I do not have manuals for every pistol shown on this site. However, in many cases there is a related manual. Partly to make the series relationships clearer, and partly to assist with speed and accuracy of updating, all manuals can be found in one place, the manuals page. All manuals available are provided as downloadable PDFs, or you may purchase a printed copy of the entire set of handgun manuals.
I have no manual for this pistol, and do not envision obtaining one soon, especially not in english. Therefore, the following is an abbreviated set of instructions for the disassembly of all of the Ruby and similar pistols. This, and much other information in this section, is courtesy of the 151e RIL re-enactors.
With so many companies subcontracted to make the Ruby clones, and others doing so without license, there is much confusion as to which is which. To further add to the confusion, most of these companies went out of business, many records were destroyed in the Civil War, and many other changed their name. A number of manufacturers sold their pistols entirely under trade names which did not include the company name.

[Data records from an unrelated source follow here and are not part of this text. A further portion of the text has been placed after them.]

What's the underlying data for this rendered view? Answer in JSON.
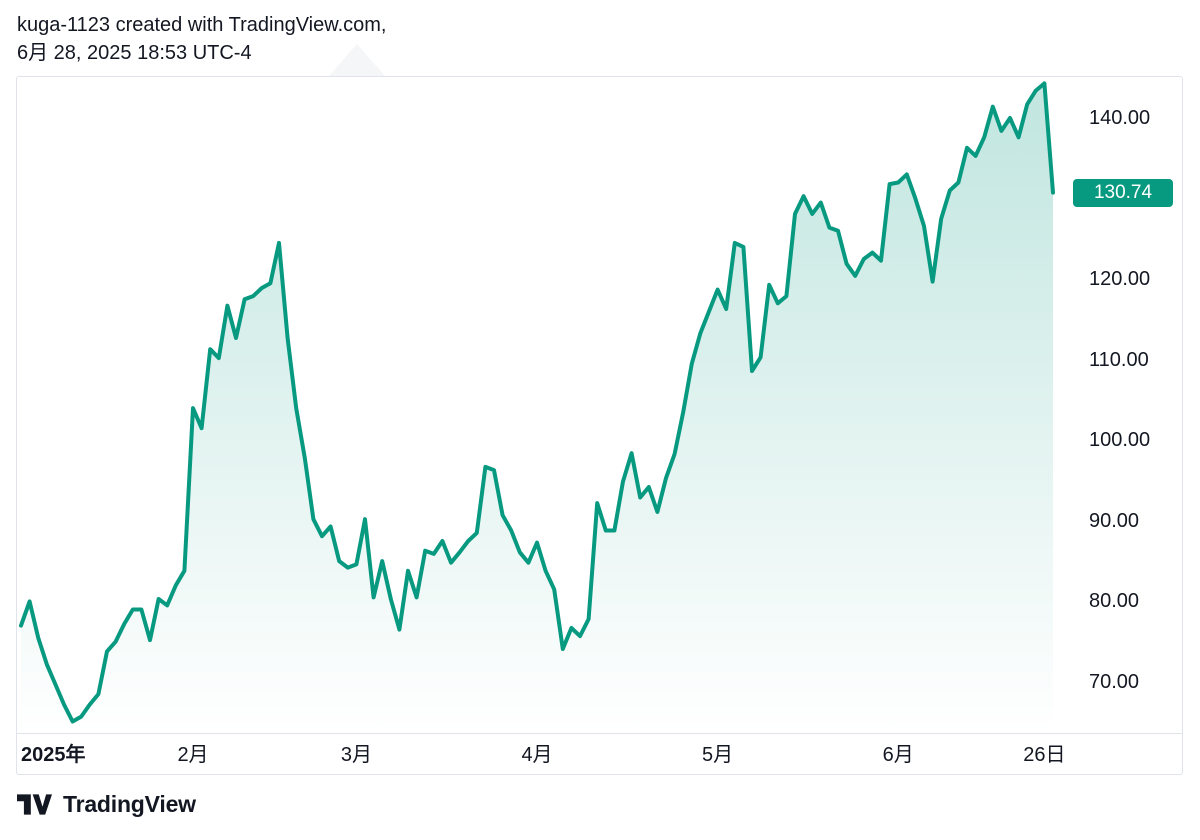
{
  "header": {
    "line1": "kuga-1123 created with TradingView.com,",
    "line2": "6月 28, 2025 18:53 UTC-4"
  },
  "footer": {
    "logo_text": "TradingView"
  },
  "colors": {
    "line": "#089981",
    "badge_bg": "#089981",
    "badge_text": "#ffffff",
    "area_top": "rgba(8,153,129,0.24)",
    "area_bottom": "rgba(8,153,129,0.0)",
    "axis_text": "#131722",
    "border": "#e1e3eb"
  },
  "price_scale": {
    "labels": [
      "140.00",
      "120.00",
      "110.00",
      "100.00",
      "90.00",
      "80.00",
      "70.00"
    ],
    "values": [
      140,
      120,
      110,
      100,
      90,
      80,
      70
    ],
    "last_price": 130.74,
    "last_price_label": "130.74"
  },
  "time_scale": {
    "ticks": [
      {
        "label": "2025年",
        "index": 0,
        "bold": true,
        "align": "left"
      },
      {
        "label": "2月",
        "index": 20
      },
      {
        "label": "3月",
        "index": 39
      },
      {
        "label": "4月",
        "index": 60
      },
      {
        "label": "5月",
        "index": 81
      },
      {
        "label": "6月",
        "index": 102
      },
      {
        "label": "26日",
        "index": 119
      }
    ]
  },
  "chart_data": {
    "type": "area",
    "title": "kuga-1123",
    "xlabel": "",
    "ylabel": "",
    "grid": false,
    "legend": false,
    "ylim": [
      63.7,
      144.6
    ],
    "y_ticks": [
      70,
      80,
      90,
      100,
      110,
      120,
      140
    ],
    "x_tick_labels": [
      "2025年",
      "2月",
      "3月",
      "4月",
      "5月",
      "6月",
      "26日"
    ],
    "last_value": 130.74,
    "x": [
      "2025-01-02",
      "2025-01-03",
      "2025-01-06",
      "2025-01-07",
      "2025-01-08",
      "2025-01-10",
      "2025-01-13",
      "2025-01-14",
      "2025-01-15",
      "2025-01-16",
      "2025-01-17",
      "2025-01-21",
      "2025-01-22",
      "2025-01-23",
      "2025-01-24",
      "2025-01-27",
      "2025-01-28",
      "2025-01-29",
      "2025-01-30",
      "2025-01-31",
      "2025-02-03",
      "2025-02-04",
      "2025-02-05",
      "2025-02-06",
      "2025-02-07",
      "2025-02-10",
      "2025-02-11",
      "2025-02-12",
      "2025-02-13",
      "2025-02-14",
      "2025-02-18",
      "2025-02-19",
      "2025-02-20",
      "2025-02-21",
      "2025-02-24",
      "2025-02-25",
      "2025-02-26",
      "2025-02-27",
      "2025-02-28",
      "2025-03-03",
      "2025-03-04",
      "2025-03-05",
      "2025-03-06",
      "2025-03-07",
      "2025-03-10",
      "2025-03-11",
      "2025-03-12",
      "2025-03-13",
      "2025-03-14",
      "2025-03-17",
      "2025-03-18",
      "2025-03-19",
      "2025-03-20",
      "2025-03-21",
      "2025-03-24",
      "2025-03-25",
      "2025-03-26",
      "2025-03-27",
      "2025-03-28",
      "2025-03-31",
      "2025-04-01",
      "2025-04-02",
      "2025-04-03",
      "2025-04-04",
      "2025-04-07",
      "2025-04-08",
      "2025-04-09",
      "2025-04-10",
      "2025-04-11",
      "2025-04-14",
      "2025-04-15",
      "2025-04-16",
      "2025-04-17",
      "2025-04-21",
      "2025-04-22",
      "2025-04-23",
      "2025-04-24",
      "2025-04-25",
      "2025-04-28",
      "2025-04-29",
      "2025-04-30",
      "2025-05-01",
      "2025-05-02",
      "2025-05-05",
      "2025-05-06",
      "2025-05-07",
      "2025-05-08",
      "2025-05-09",
      "2025-05-12",
      "2025-05-13",
      "2025-05-14",
      "2025-05-15",
      "2025-05-16",
      "2025-05-19",
      "2025-05-20",
      "2025-05-21",
      "2025-05-22",
      "2025-05-23",
      "2025-05-27",
      "2025-05-28",
      "2025-05-29",
      "2025-05-30",
      "2025-06-02",
      "2025-06-03",
      "2025-06-04",
      "2025-06-05",
      "2025-06-06",
      "2025-06-09",
      "2025-06-10",
      "2025-06-11",
      "2025-06-12",
      "2025-06-13",
      "2025-06-16",
      "2025-06-17",
      "2025-06-18",
      "2025-06-20",
      "2025-06-23",
      "2025-06-24",
      "2025-06-25",
      "2025-06-26",
      "2025-06-27"
    ],
    "series": [
      {
        "name": "kuga-1123",
        "values": [
          77.0,
          80.0,
          75.5,
          72.2,
          69.7,
          67.2,
          65.1,
          65.7,
          67.2,
          68.5,
          73.8,
          75.0,
          77.2,
          79.0,
          79.0,
          75.2,
          80.3,
          79.5,
          82.0,
          83.8,
          104.0,
          101.5,
          111.3,
          110.2,
          116.7,
          112.7,
          117.5,
          117.9,
          118.9,
          119.5,
          124.5,
          112.7,
          104.0,
          97.8,
          90.2,
          88.1,
          89.3,
          85.0,
          84.2,
          84.6,
          90.2,
          80.5,
          85.0,
          80.3,
          76.5,
          83.8,
          80.5,
          86.3,
          85.9,
          87.5,
          84.8,
          86.1,
          87.5,
          88.5,
          96.7,
          96.3,
          90.7,
          88.8,
          86.1,
          84.8,
          87.3,
          83.8,
          81.5,
          74.1,
          76.7,
          75.7,
          77.8,
          92.2,
          88.8,
          88.8,
          94.9,
          98.4,
          92.9,
          94.2,
          91.1,
          95.3,
          98.3,
          103.5,
          109.5,
          113.3,
          116.0,
          118.7,
          116.3,
          124.5,
          124.0,
          108.6,
          110.3,
          119.3,
          117.0,
          117.9,
          128.1,
          130.3,
          128.1,
          129.5,
          126.4,
          126.0,
          121.9,
          120.4,
          122.5,
          123.3,
          122.3,
          131.8,
          132.0,
          133.0,
          130.0,
          126.6,
          119.7,
          127.5,
          131.0,
          132.0,
          136.3,
          135.3,
          137.6,
          141.4,
          138.4,
          140.0,
          137.6,
          141.7,
          143.4,
          144.3,
          130.74
        ]
      }
    ]
  }
}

The following is a list of the most common of many subcontractors to Gabilondo y Urresti for the French service pistols. The list includes manufacturers when known, additional trade names if any are known, and a letter code. The code will appear somewhere, but may only be clear on some obscure location. Do not use the magazine floorplate for identification, as these seem to have been commonly mixed (the floorplate identifier in the photo is accurate, and is shown as its a good photo). Most Izarra (Bonifacio Echeverria) pistols seem to have the I in a circle at the extreme rear of the left side of the frame.
Note that stars on the bottom of the grip denote acceptance by the French military authorities. They have nothing to do with Izarra or Star pistols per. se.
Though it can by no means be guaranteed, the poor quality clones referred to above should not have French acceptance marks or manufacturer codes. However, quality commercial variants also will not have the French acceptance marks. If unsure in any way as to the provenance of a pistol, use caution.
Regardless of the original quality of the pistol, these are very old guns, many of which saw service in at least one war. If you intend to shoot a pistol of this era, I urge you to take it to a competent gunsmith for inspection. He will usually be able to tell you if its a wall hanger or still a reliable shooter.